Es un mundo aparte, muy disperso geográficamente, y sin embargo estrecho: un mundo con sus propias reglas, su código de preferencias y aversiones; donde cada uno sabe lo que hace el otro, incluso cuando pasan años sin verse. Este mundo de los viejos compañeros no está exento de frustración y celos, de desavenencias y alienación, los estigmas de la emigración. El promedio de edad es alto; los rumores y novedades se difunden fácilmente y persisten con tenacidad; el recuerdo se ha solidificado hace tiempo; todos saben de memoria cuál fue su papel durante los años decisivos; también pagan su tributo a la obstinación y pérdida de la memoria típicas de la vejez.

Pero esta revolución vencida y envejecida no ha perdido su integridad.

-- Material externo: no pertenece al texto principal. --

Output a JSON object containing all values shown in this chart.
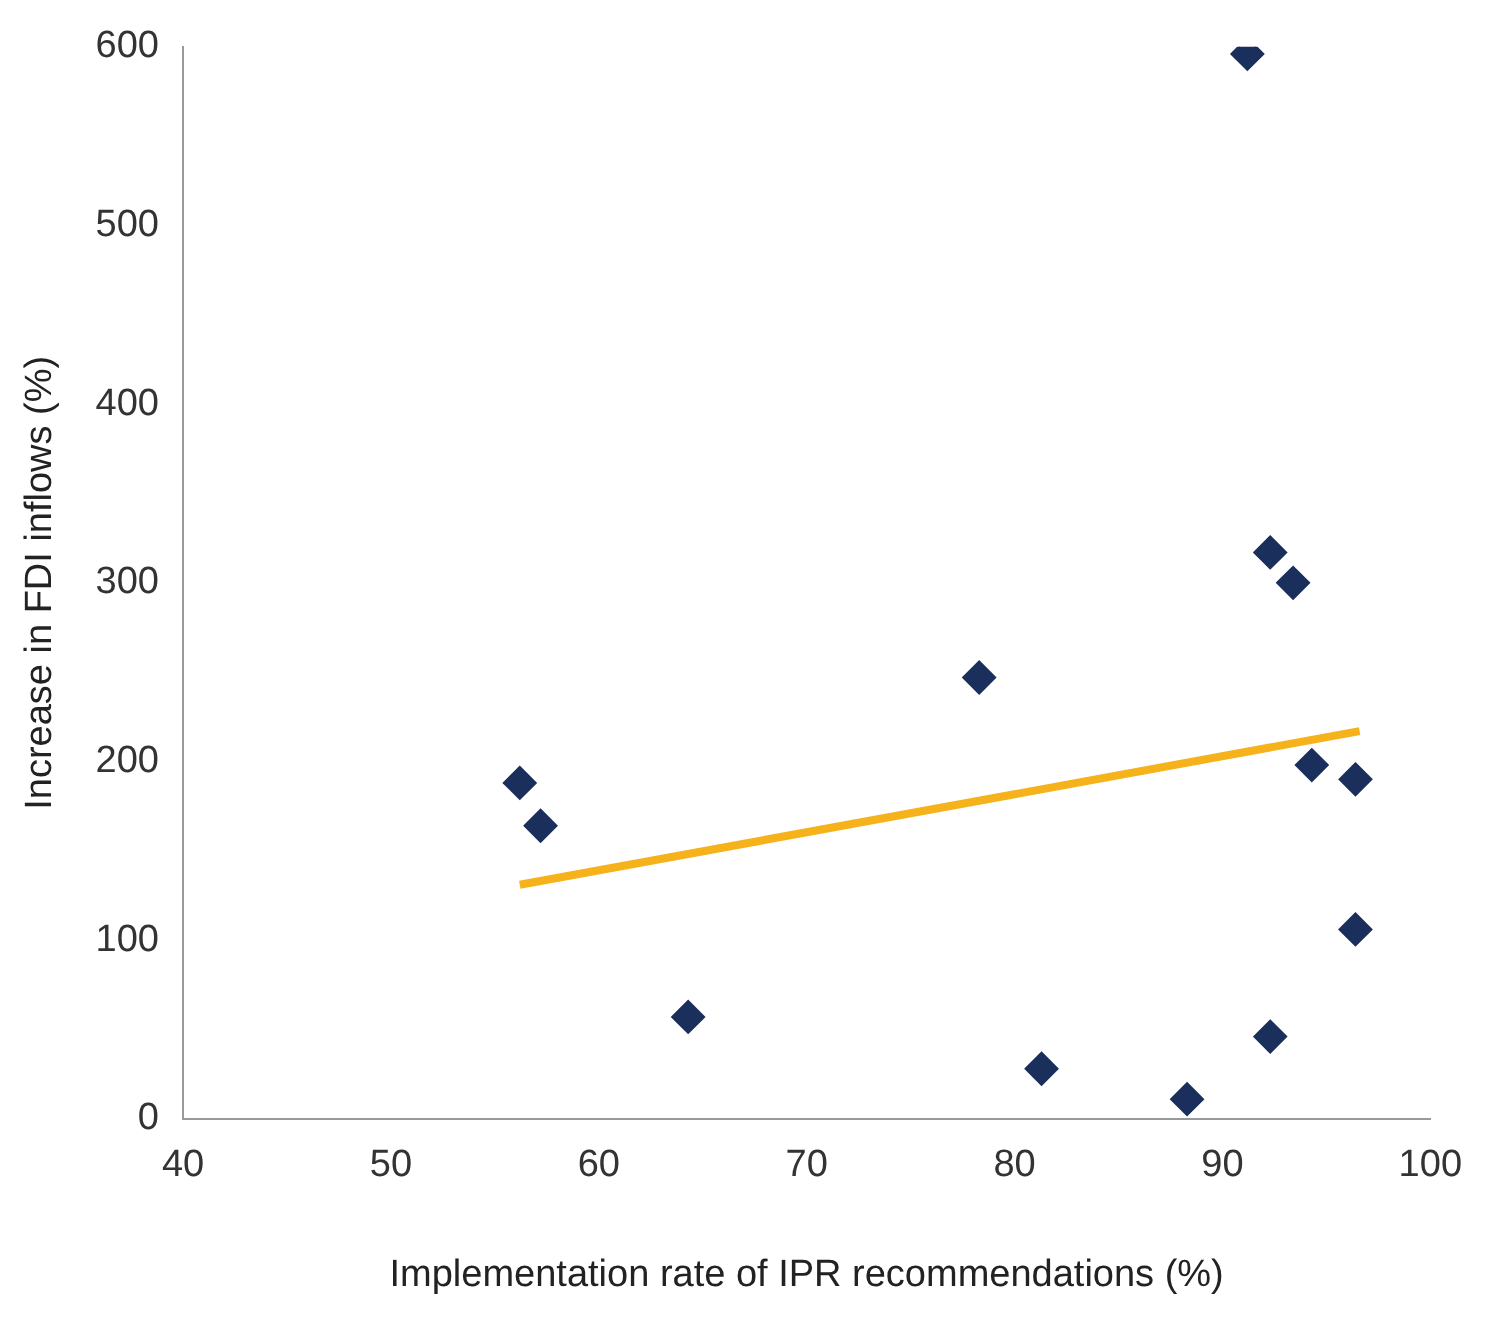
{
  "chart_data": {
    "type": "scatter",
    "xlabel": "Implementation rate of IPR recommendations (%)",
    "ylabel": "Increase in FDI inflows (%)",
    "xlim": [
      40,
      100
    ],
    "xticks": [
      40,
      50,
      60,
      70,
      80,
      90,
      100
    ],
    "ylim": [
      0,
      600
    ],
    "yticks": [
      0,
      100,
      200,
      300,
      400,
      500,
      600
    ],
    "grid": false,
    "legend": false,
    "series": [
      {
        "type": "scatter",
        "marker": "diamond",
        "color": "#1b2f5c",
        "x": [
          56.2,
          57.2,
          64.3,
          78.3,
          81.3,
          88.3,
          91.2,
          92.3,
          93.4,
          92.3,
          94.3,
          96.4,
          96.4
        ],
        "values": [
          188,
          164,
          57,
          247,
          28,
          11,
          596,
          317,
          300,
          46,
          198,
          190,
          106
        ]
      },
      {
        "type": "line",
        "color": "#f5b21b",
        "x": [
          56.2,
          96.6
        ],
        "values": [
          131,
          217
        ]
      }
    ]
  }
}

El anarquismo español, por el cual han luchado toda su vida estos hombres y estas mujeres, nunca ha sido una secta al margen de la sociedad, una moda intelectual ni un burgués «jugar con fuego». Fue un movimiento proletario de masas, y tienen menos que ver con el neoanarquismo de los grupos estudiantiles actuales, de lo que manifiestos y consignas hacen suponer. Estos octogenarios contemplan con sentimientos contradictorios el renacimiento que experimentaron sus ideas en el Mayo de París y en otras partes. Casi todos han trabajado toda la vida con sus manos. Muchos de ellos van aún hoy todos los días a las obras y a la fábrica. La mayoría trabaja en pequeñas empresas. Declaran con cierto orgullo que no dependen de nadie, que se ganan la vida por sí mismos; todos son expertos en su especialidad. Las consignas de la «sociedad del tiempo libre» y las utopías del ocio les son ajenas. En sus pequeñas viviendas no hay nada superfluo; no conocen la disipación ni el fetichismo del consumo. Sólo cuenta lo que puede usarse. Viven con una modestia que no los oprime. Ignoran tácitamente las normas del consumo, sin entrar en polémicas.

Las relaciones de los jóvenes con la cultura les inquieta. Les parece incomprensible el desprecio de los situacionistas hacia todo lo que huele a «ilustración». Para estos viejos trabajadores, la cultura es algo bueno. Esto no es nada sorprendente, ya que ellos conquistaron el abecedario con sangre y sudor. En sus pequeñas habitaciones oscuras no hay televisores, sino libros. Ni en sueños se les ocurriría arrojar el arte y la ciencia por la borda, aunque sean de origen burgués. Tampoco comprenden el analfabetismo de un «escenario» cuya conciencia está determinada por los cómics y la música rock. Omiten sin comentarios la liberación sexual, que copia al pie de la letra antiquísimas teorías anarquistas.

Estos revolucionarios de otros tiempos han envejecido, pero no parecen cansados. Ignoran lo que es la irreflexión. Su moral es silenciosa, pero no permite la ambigüedad. Están familiarizados con la violencia, pero miran con profunda desconfianza el gusto por la violencia. Son solitarios y desconfiados; pero una vez traspasado el umbral de su exilio, que nos separa de ellos, se abre un mundo de generosidad, hospitalidad y solidaridad. Cuando uno los conoce, se sorprende al comprobar cuán poca desorientación y amargura hay en ellos; mucho menos que en sus jóvenes visitantes. No son melancólicos. Su amabilidad es proletaria. Tienen la dignidad de las personas que nunca han capitulado. No tienen que agradecerle nada a nadie. Nadie los ha «patrocinado». No han aceptado nada, ni han gozado de becas. El bienestar no les interesa. Son incorruptibles. Su conciencia está intacta. No son fracasados. Su estado físico es excelente. No son hombres acabados ni neuróticos. No necesitan drogas. No se autocompadecen. No lamentan nada. Sus derrotas no los han desengañado. Saben que han cometido errores, pero no se vuelven atrás. Los viejos hombres de la revolución son más fuertes que el mundo que los sucedió.